Lead shot was actually produced like this in shot towers, because it made more evenly-spherical shot than casting in a mould.
posted by EndsOfInvention at 8:30 AM on March 25, 2013 [7 favorites]


I was actually wondering if anyone has made one in space, seems like an interesting materials experiment.

I feel like NASA would frown on people handling molten glass in the ISS. Or, for that matter, a kiln.
posted by gkhan at 8:37 AM on March 25, 2013


Molten glass on the ISS.

Although it doesn't seem to have actually happened - still looking - but there seems no particular problem with portable glass melting kit in space.
posted by Devonian at 9:01 AM on March 25, 2013


Wait for the drop at 0:36
posted by Kabanos at 9:17 AM on March 25, 2013 [6 favorites]


I was at a Pilchuck Glass event years ago, and a bunch of blowers (that's how they come, in bunches) were laughing about their practice of sneaking up behind somebody, slipping one of these things down his pants into the crack of his ass and snapping off the tip; wedgies of another kind, I guess.

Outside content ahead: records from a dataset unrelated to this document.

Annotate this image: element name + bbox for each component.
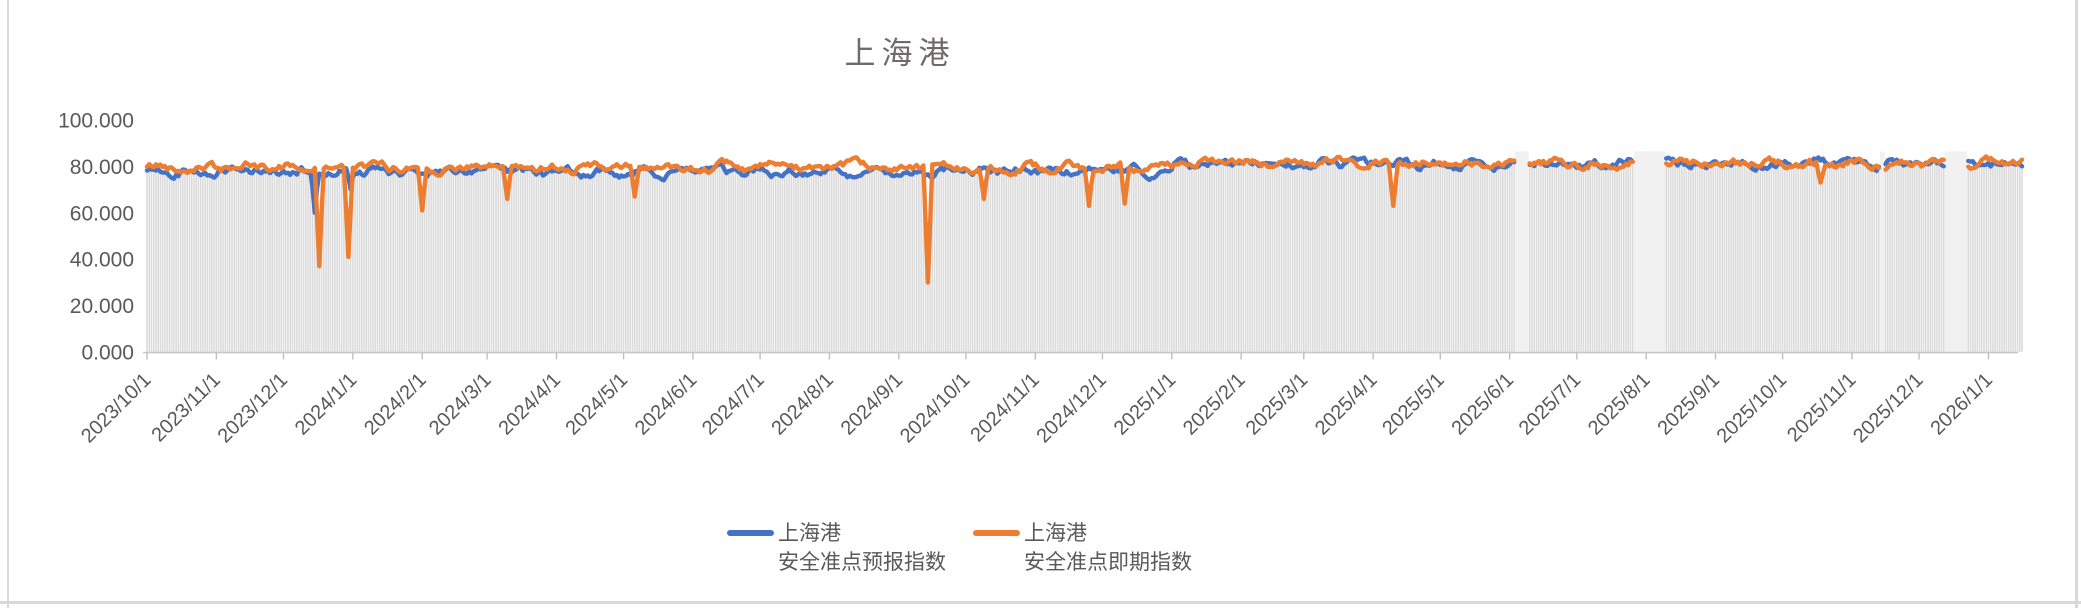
x-tick-label: 2023/12/1 [214,369,292,447]
legend-label-spot: 上海港 安全准点即期指数 [1024,519,1192,577]
x-tick-label: 2025/2/1 [1179,369,1250,440]
x-tick-label: 2026/1/1 [1926,369,1997,440]
x-tick-label: 2025/4/1 [1311,369,1382,440]
x-tick-label: 2023/11/1 [148,369,225,446]
legend-label-forecast: 上海港 安全准点预报指数 [778,519,946,577]
x-tick-label: 2023/10/1 [77,369,155,447]
forecast-line-swatch-icon [727,530,774,536]
x-tick-label: 2024/12/1 [1032,369,1110,447]
canvas-border-bottom [0,601,2081,604]
x-tick-label: 2025/12/1 [1849,369,1927,447]
x-tick-label: 2024/10/1 [896,369,974,447]
x-tick-label: 2025/3/1 [1242,369,1313,440]
x-tick-label: 2024/6/1 [631,369,702,440]
x-tick-label: 2024/9/1 [837,369,908,440]
x-tick-label: 2025/11/1 [1783,369,1860,446]
y-tick-label: 40.000 [70,249,134,272]
x-tick-label: 2024/5/1 [562,369,633,440]
x-tick-label: 2024/8/1 [767,369,838,440]
y-tick-label: 60.000 [70,202,134,225]
x-tick-label: 2025/10/1 [1713,369,1791,447]
spot-line-swatch-icon [973,530,1020,536]
x-axis: 2023/10/12023/11/12023/12/12024/1/12024/… [77,351,2018,447]
y-tick-label: 20.000 [70,295,134,318]
legend-spot-line2: 安全准点即期指数 [1024,551,1192,574]
legend-item-forecast: 上海港 安全准点预报指数 [727,519,946,577]
legend-forecast-line2: 安全准点预报指数 [778,551,946,574]
spot-line [144,154,2025,285]
legend-item-spot: 上海港 安全准点即期指数 [973,519,1192,577]
y-tick-label: 0.000 [81,342,134,365]
x-tick-label: 2024/2/1 [360,369,431,440]
x-tick-label: 2025/8/1 [1584,369,1655,440]
y-tick-label: 80.000 [70,156,134,179]
canvas-border-left [7,0,9,608]
bar-series [146,161,2023,352]
canvas-border-right [2075,0,2078,608]
x-tick-label: 2025/5/1 [1378,369,1449,440]
x-tick-label: 2025/7/1 [1515,369,1586,440]
x-tick-label: 2024/7/1 [698,369,769,440]
y-tick-label: 100.000 [58,110,134,133]
chart-title: 上海港 [844,36,956,71]
x-tick-label: 2024/1/1 [291,369,362,440]
x-tick-label: 2025/9/1 [1653,369,1724,440]
x-tick-label: 2024/3/1 [425,369,496,440]
legend: 上海港 安全准点预报指数 上海港 安全准点即期指数 [0,519,2081,589]
legend-forecast-line1: 上海港 [778,522,841,545]
legend-spot-line1: 上海港 [1024,522,1087,545]
x-tick-label: 2025/1/1 [1110,369,1181,440]
x-tick-label: 2025/6/1 [1448,369,1519,440]
gap-blocks [1515,151,1968,352]
x-tick-label: 2024/11/1 [966,369,1043,446]
y-axis: 100.000 80.000 60.000 40.000 20.000 0.000 [58,110,134,365]
x-tick-label: 2024/4/1 [494,369,565,440]
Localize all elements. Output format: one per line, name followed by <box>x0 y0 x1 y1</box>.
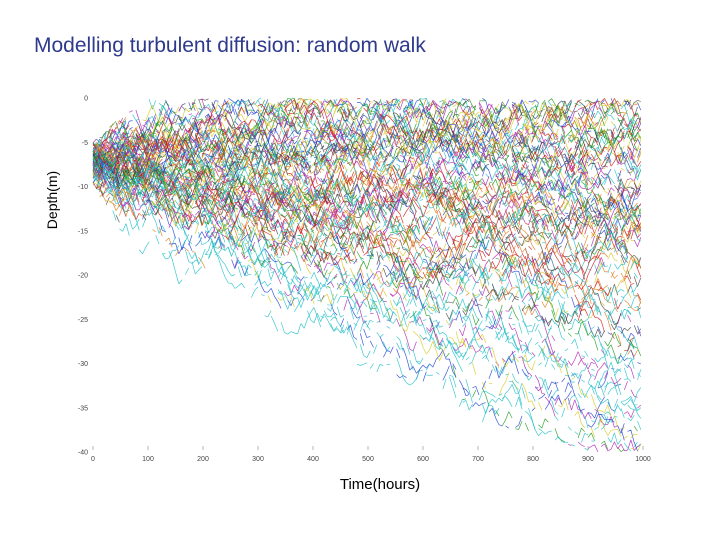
x-axis-ticks: 0 100 200 300 400 500 600 700 800 900 1000 <box>91 446 651 463</box>
particle-track <box>96 166 642 451</box>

But I didn't learn my lesson from that until much later, when I was lifting to my lips my beloved little Standard two ounce vacuum insulated demitasse coffee cup with a pink glass filler, which I'd knocked on the floor two weeks earlier, breaking the very end of the evacuation tip off but not compromising the vacuum, and it exploded, filling my open right eye with warm, milky coffee and more than a hundred tiny silvery-pink triangular fragments of glass (the only ill effects of which was a very scratchy feeling cornea whenever I blinked the following day).

I still use one of those cups every morning, and I think about the incident at least a couple of times a week, but it's not enough to make me give up that cup, somehow.
posted by jamjam at 10:03 AM on March 25, 2013 [1 favorite]


It would have been interesting to see the drop exploding through the polarizing filter.
posted by CheeseDigestsAll at 10:22 AM on March 25, 2013 [1 favorite]


A full day of high speed shards exploding at my body? Good thing I packed my 3 dollar home depot safety glasses!

Isn't this effectively "safety glass"? I.e., it breaks into pieces that aren't particularly "shard" like.
posted by yoink at 10:34 AM on March 25, 2013


That Glass Works article should be its own FPP.
posted by Blazecock Pileon at 12:12 PM on March 25, 2013


"It's never been done on the internet."
posted by not_the_water at 12:41 PM on March 25, 2013


speed of sound in glass is approximately 4000m/s and they measured the break as propagating at around 1600m/s, or a mere ~40% of the speed of sound in the medium.
posted by jepler at 6:05 PM on March 25, 2013


Xenophobe, are you serious or not? Because I have seen glass marbles being made like that. About a five story drop. You could see from the street the red hot glowing drops of glass. A beautiful sight at night.